Aunque el bichito amarillo de Wuhan desapareciera de un día para otro, la economía española difícilmente se recuperaría. Hemos chocado contra una pared y no solo hemos perdido la velocidad que nos daba la inercia de la historia, y la ventaja de encontrarnos en el centro del mundo, rodeados de países fuertes y ricos. Además, la competencia nos ha visto el plumero y nos ha perdido el respeto. 

Los cambios tecnológicos irán convirtiendo la democracia en un folclore y dudo que ni siquiera una debacle de las magnitudes del siglo XX sirviera para hacerla avanzar. El capitalismo ha vuelto a llegar a su fase totalitaria. Hemos perdido la posición ante los países asiáticos y tendremos suerte si podemos conservar unas condiciones materiales que preserven un margen decente para el individualismo.
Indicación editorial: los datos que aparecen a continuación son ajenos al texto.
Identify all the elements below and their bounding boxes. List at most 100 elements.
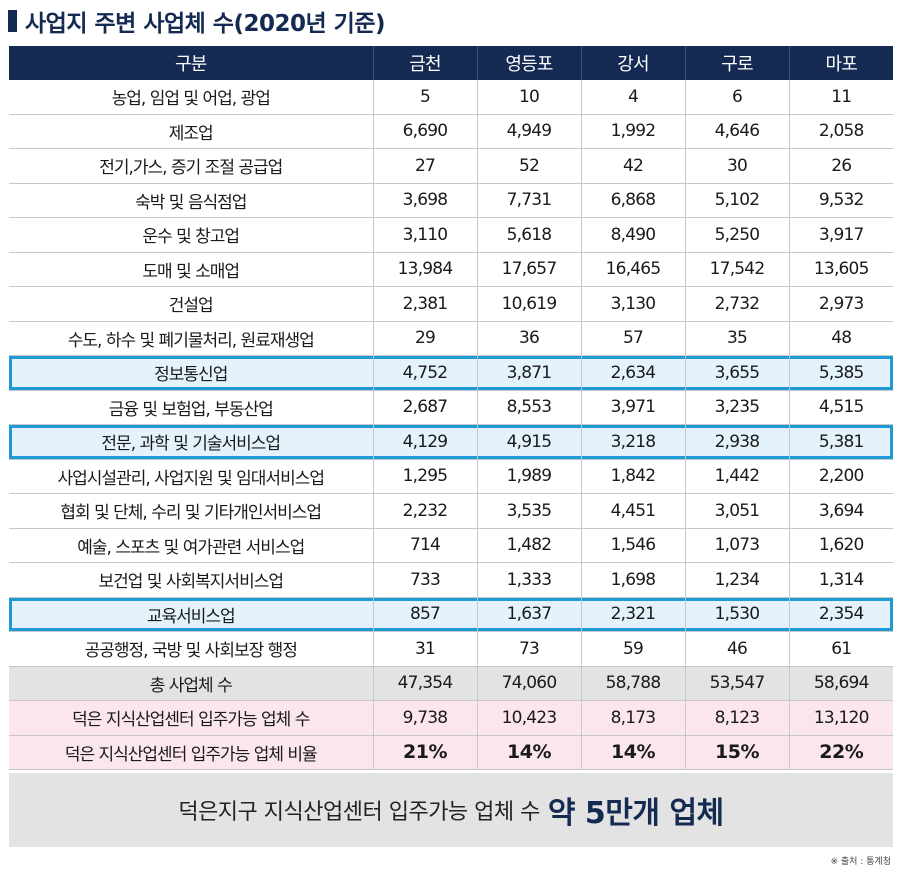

No recuerdo haber tenido nunca tantas ganas de equivocarme, ni de ver triunfar una jugada de póquer de mi propio gobierno. Es normal que España juegue con fuego para controlar la población, y para salvar las viejas jerarquías, pero los partidos de la Generalitat ponen en peligro la propia existencia del país con su política de discursos vacíos y paternalistas. 

Los días de confinamiento tenían que servir para adecuar el sistema sanitario al impacto de la pandemia, y solo habrán servido para blindar los privilegios de los políticos. España deja salir a los niños para hacer ver que se acerca a Europa, pero se está transformando en un Estado corporativo a pasos de gigante. Mientras tanto, los políticos independentistas se integran al sistema en vez de hacerle oposición, como el PSOE y la Liga en tiempos de Primo de Rivera.

Cualquier cambio de régimen necesita muertos que lo legitimen y es una infamia que los partidos de la Generalitat den cobertura al Estado, prestándose a polémicas que distraen los retos de fondo que plantea la pandemia. España se puede permitir una política de gestos, y quizás no tiene otra salida, pero los políticos catalanes devolverán el país a las catacumbas si se dejan arrastrar por la retórica.

Con suerte, la llegada del calor atenuará el impacto del virus y saldrán tratamientos que ayudarán a frenar su capacidad mortífera. Con suerte, los políticos se colgarán medallas que se habrán ganado en otros países o en hospitales sin recursos. Pero si hay un rebrote, la desmoralización será tan fuerte, la crisis económica tan bestia, y la frivolidad de los últimos meses se hará tan evidente, que puede pasar cualquier cosa, ninguna buena para Catalunya. 

Tengo amigos que creen que el virus se llevará a todos los imbéciles por delante, y yo siempre les recuerdo que, antes de Franco, acabamos viendo de ministro de Justicia a un camarero que en las horas libres había hecho de terrorista de la FAI. Nos conviene caer muy despacio y, sobre todo, nos conviene tener políticos que digan la verdad y recuerden el precio que paga Catalunya cada vez que sus líderes van de farol. 

La primera bofetada nos ha alejado del norte de Europa, la segunda nos encerrará en el sótano de la historia. El bichito de Wuhan ha devuelto el Estado a la periferia harapienta y pintoresca que había ocupado en los últimos siglos. Intentemos, por una vez, no ser cómplices de su caída. Exijamos test, mascarillas y equipos de calidad y prioridades bien definidas; en resumen, estrategias que tengan en cuenta las medidas tomadas por los Estados que lo han hecho mejor desde el inicio.